O orador: E a pobreza tambem. A civilisação que canta e dança, em quanto tres partes do paiz choram. A civilisação dos civilisados que dizem: Coronemus nos rosis antequam marcessant[9]. A civilisação do perdulario irrisorio, que traja de luzente lemiste no exterior, e aconchêga da pelle uma camisa surrada e fetida. Magnifica civilisação! Não sei de selvagens que nol-a possam invejar, e queiram cambiar comnosco a sua selvatiqueza!

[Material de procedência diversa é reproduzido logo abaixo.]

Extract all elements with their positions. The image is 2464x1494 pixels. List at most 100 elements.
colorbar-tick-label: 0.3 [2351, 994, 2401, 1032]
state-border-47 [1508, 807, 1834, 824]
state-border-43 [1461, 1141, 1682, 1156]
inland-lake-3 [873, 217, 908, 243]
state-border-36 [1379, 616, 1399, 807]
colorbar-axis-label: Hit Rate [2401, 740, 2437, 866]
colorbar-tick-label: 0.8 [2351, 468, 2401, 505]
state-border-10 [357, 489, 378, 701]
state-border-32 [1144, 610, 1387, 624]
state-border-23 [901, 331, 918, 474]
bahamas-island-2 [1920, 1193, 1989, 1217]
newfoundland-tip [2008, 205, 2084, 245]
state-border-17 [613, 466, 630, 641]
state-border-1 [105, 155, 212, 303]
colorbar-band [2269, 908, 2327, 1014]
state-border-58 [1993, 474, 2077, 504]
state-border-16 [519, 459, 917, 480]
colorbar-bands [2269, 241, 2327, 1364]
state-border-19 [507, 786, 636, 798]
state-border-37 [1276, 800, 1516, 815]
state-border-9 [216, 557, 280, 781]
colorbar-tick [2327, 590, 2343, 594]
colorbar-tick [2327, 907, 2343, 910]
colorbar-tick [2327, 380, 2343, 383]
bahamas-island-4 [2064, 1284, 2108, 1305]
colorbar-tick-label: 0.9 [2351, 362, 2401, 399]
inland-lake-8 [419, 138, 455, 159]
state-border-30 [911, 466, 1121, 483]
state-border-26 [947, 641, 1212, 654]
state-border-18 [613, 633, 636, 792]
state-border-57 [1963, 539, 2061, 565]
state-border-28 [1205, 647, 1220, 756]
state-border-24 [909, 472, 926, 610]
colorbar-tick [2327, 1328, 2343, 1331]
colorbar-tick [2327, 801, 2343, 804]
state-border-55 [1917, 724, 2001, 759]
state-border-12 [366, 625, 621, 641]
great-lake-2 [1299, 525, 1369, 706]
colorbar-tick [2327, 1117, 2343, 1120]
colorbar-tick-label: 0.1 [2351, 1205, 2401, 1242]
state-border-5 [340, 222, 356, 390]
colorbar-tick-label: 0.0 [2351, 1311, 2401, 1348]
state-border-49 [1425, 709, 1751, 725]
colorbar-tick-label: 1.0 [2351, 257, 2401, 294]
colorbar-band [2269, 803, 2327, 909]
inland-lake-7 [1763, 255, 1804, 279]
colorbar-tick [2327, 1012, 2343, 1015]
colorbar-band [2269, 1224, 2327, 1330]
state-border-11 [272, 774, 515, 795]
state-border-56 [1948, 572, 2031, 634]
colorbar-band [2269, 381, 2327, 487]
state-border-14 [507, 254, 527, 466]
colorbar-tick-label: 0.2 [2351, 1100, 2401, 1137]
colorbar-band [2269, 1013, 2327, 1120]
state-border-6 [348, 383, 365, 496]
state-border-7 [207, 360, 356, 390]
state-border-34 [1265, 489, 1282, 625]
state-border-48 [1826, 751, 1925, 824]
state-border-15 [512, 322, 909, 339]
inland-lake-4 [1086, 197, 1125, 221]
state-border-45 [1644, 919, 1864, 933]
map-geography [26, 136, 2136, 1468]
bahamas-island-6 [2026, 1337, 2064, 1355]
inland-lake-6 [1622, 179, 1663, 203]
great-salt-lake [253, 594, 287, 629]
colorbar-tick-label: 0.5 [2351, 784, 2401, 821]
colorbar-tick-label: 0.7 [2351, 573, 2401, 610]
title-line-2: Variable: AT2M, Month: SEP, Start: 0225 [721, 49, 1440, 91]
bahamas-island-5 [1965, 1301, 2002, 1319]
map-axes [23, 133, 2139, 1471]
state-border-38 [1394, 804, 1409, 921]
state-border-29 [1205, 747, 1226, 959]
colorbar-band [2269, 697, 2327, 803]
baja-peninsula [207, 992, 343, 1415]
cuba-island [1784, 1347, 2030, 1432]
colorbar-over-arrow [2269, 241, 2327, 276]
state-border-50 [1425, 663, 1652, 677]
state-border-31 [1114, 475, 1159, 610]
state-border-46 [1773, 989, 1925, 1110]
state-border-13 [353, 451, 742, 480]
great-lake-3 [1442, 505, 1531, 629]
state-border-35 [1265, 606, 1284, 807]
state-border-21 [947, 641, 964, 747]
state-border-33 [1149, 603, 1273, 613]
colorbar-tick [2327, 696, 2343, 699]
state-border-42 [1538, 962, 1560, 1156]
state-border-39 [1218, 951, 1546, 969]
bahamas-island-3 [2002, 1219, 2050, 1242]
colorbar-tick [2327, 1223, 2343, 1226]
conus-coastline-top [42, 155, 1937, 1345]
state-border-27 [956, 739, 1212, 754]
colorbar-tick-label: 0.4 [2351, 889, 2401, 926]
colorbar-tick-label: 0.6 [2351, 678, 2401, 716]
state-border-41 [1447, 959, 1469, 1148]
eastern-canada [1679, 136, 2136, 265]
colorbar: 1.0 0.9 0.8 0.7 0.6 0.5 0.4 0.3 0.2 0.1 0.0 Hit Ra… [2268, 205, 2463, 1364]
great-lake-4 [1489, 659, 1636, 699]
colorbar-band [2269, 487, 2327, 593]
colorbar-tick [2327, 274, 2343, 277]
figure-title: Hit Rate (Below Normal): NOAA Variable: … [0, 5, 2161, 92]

Sr. presidente gosem nas boas horas os sátrapas da capital os deleites da sua civilisação theatral. Dispendam-se, arruinem-se, doudejem com essas ficções e visualidades, que relembram factos de alto escandalo que não deviam ser vistos á luz da civilisação, que o meu illustre collega preconisa. Se gostam, não serei eu, homem de outros tempos e gostos, quem lhes impugne a racionalidade de seus passatempos. O que eu requeiro, em nome da justiça e da pobreza do paiz, é que se não sizem os povos provinciaes para manutenção dos divertimentos de Lisboa. O que eu contesto é o direito de me fazerem pagar a mim e aos meus visinhos as notas garganteadas dos ganha-pães, que não tem na sua terra officio honesto em que vivam com seriedade e utilidade commum. O que eu sobretudo lamento, sr. presidente, é o silencio desapprovador dos meus collegas. Sou eu só: serei eu só o vencido. Não importa! Victis honos![10] As pequenas coisas tratam-n'as os pequenos: Parvum parva decent. Eu abro mão das glorias promettidas ao nobre collega, que, pouco ha, pediu subsidio para o theatro do Porto. Dêem-lh'o. Desenrolem a onda aurifera do Pactolo do nosso thesouro até Braga. Quem pede subsidio para o theatro bracharense? A equidade reclama-o. O meu circulo tambem quer um theatro. Theatro e subsidio para todo o logarejo onde morar um contribuinte. Estamos em vida ficticia como paiz independente. Somos como o sapateiro, que se veste de principe no entrudo. Pois bem! Comedia geral! Seja Portugal um theatro desde Monção ao cabo da Roca! Peço uma companhia italiana para a minha terra. Os meus constituintes querem provar o sabor das delicias que tem estipendiadas em Lisboa. Se eu não posso, sr. presidente, levar-lhes a boa nova de que vão ter estradas que os liguem á sua nação, seja-me permittida a gloria de lhes levar a Lucrecia Borgia, a incestuosa e envenenadora Lucrecia, que os ha de edificar e converter á civilisação. Disse.
Algumas vozes por entre frouxos de riso: Muito bem! Bravissimo!
Eram as ironias dos sublimes engenhos, que, ás vezes, não sabem como hão de havel-as com espiritos selvaticos do desplante montezinho de Calisto de Barbuda.